- Spacious, well-designed interior
- Urban-sized, and handles like it
- Cargo versatility
- Available Around View Monitor
- Short, flat seats
- Lacks driving excitement
- CVT's delayed response
- Rearward visibility
The 2013 Nissan Rogue may not have excitement in its corner, but its layout, features, and affordability make a lot of sense for smaller families.
The 2013 Nissan Rogue is a budget-wise crossover that nails the basics without paying too much attention to unnecessary features. It's built for small families with money at front of mind, so in the balance, its middling acceleration and lack of features makes for a fair exchange.
The affordable, versatile Rogue also happens to be one of the better-looking crossovers--because it's mostly hatchback. While the details are starting to look a little dated, the rakish sheetmetal still looks fresh enough. It can look longer and wider than it really is, and from some angles you'd never guess the Rogue is spawned from the same platform as the compact Sentra sedan (there are no significant pieces shared inside or out, but the chassis and powertrains are similar). The Rogue's interior layout is perhaps a bit plain, with odds and ends borrowed from the brand's other models. The slightly larger and more luxurious Murano crossover is surely an influence, and Nissan has likewise added a little polish to the Rogue interior with a few more chrome accents.

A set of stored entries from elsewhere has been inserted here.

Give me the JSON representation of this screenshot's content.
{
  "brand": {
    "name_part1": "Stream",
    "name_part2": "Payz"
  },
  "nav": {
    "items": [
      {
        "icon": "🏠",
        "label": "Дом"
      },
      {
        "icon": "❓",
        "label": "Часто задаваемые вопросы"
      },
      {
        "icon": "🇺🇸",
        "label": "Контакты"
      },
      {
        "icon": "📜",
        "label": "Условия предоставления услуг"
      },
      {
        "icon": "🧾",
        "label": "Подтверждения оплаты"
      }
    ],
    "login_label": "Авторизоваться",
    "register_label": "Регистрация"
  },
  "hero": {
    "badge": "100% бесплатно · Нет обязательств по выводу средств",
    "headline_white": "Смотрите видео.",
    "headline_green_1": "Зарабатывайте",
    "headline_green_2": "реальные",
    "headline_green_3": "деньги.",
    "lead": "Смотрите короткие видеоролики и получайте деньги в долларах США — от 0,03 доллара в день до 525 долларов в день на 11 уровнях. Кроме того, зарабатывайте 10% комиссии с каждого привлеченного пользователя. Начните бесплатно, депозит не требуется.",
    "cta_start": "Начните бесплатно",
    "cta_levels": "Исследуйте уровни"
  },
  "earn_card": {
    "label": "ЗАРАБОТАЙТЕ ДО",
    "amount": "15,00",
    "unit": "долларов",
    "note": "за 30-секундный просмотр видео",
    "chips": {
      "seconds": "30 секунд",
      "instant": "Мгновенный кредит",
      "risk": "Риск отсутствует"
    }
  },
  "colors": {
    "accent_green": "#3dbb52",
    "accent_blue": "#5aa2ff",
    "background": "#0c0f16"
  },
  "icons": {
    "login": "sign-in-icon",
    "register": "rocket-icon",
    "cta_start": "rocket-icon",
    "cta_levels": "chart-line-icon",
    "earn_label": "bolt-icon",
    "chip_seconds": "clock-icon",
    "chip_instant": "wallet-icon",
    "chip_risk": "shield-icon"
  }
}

On closer look, and with some seat time, the Rogue does feel a bit at odds with its mission, considering its front-seat layout that feels a little more low and laid-back than that of other crossovers. And it helps to remember that this is a model that's pitched toward suburban driveways and city streets, not off-road trails. Along with great ride comfort and a reasonably quiet interior, the Rogue has a very well-packaged interior, with a driving position that's not too high, not too low, combined back seats spacious enough for two adults (or three kids). Even when you have the back seats up, cargo space is adequate for a typical grocery run. The Rogue's one failing in family-friendliness isn't in its packaging, but rather in its refinement; its ride can be a bit pitchy compared to other crossovers, with more road noise as well.
That lack of refinement does extend to the powertrain, where the continuously variable automatic transmission (CVT) manages to extract quickness from the 170-horsepower, 2.5-liter four-cylinder engine, but with the penalty of a coarse engine drone whenever accelerating even moderately, as well as a rubber-band-like delay when asking for a quick pass. Front-wheel drive is standard; all-wheel drive is available, and a better choice for snowy climes, though it saps 1-2 mpg year round. In either case, the big benefit of the CVT is that it returns impressive real-world mileage. And in around-town driving, most will find the Rogue to handle and maneuver well—tuned for comfort, not performance, yet nimble enough.
Overall, the Rogue shapes up as a safe family pick (moms will appreciate the Rogue SL's Around View Monitor), although the one area of concern is a rating of only 'acceptable' in the IIHS roof strength test. In other respects, the Rogue has all that a budget-priced family vehicle typically includes—including air conditioning, cruise control, and a nice-sounding audio system with steering-wheel controls. It remains offered in two trims, S and SV. Last year's Special Edition model continues, again adding steering-wheel audio controls, a USB port, fog lamps, satellite radio, and a 4.3-inch audio display, and for 2013 it adds Bluetooth and a couple of additional sound-system speakers. This year a Premium Edition model replaces the previous Premium Package, and adds Bose audio, a subwoofer, and fog lamps. A nav system, a power moonroof, xenon headlamps, and a rearview monitor are among other options.
This is the last model year for the current Rogue; it will be completely redesigned for the 2014 model year, keeping the same model name but gaining a more flamboyant look and dramatically upgraded interior.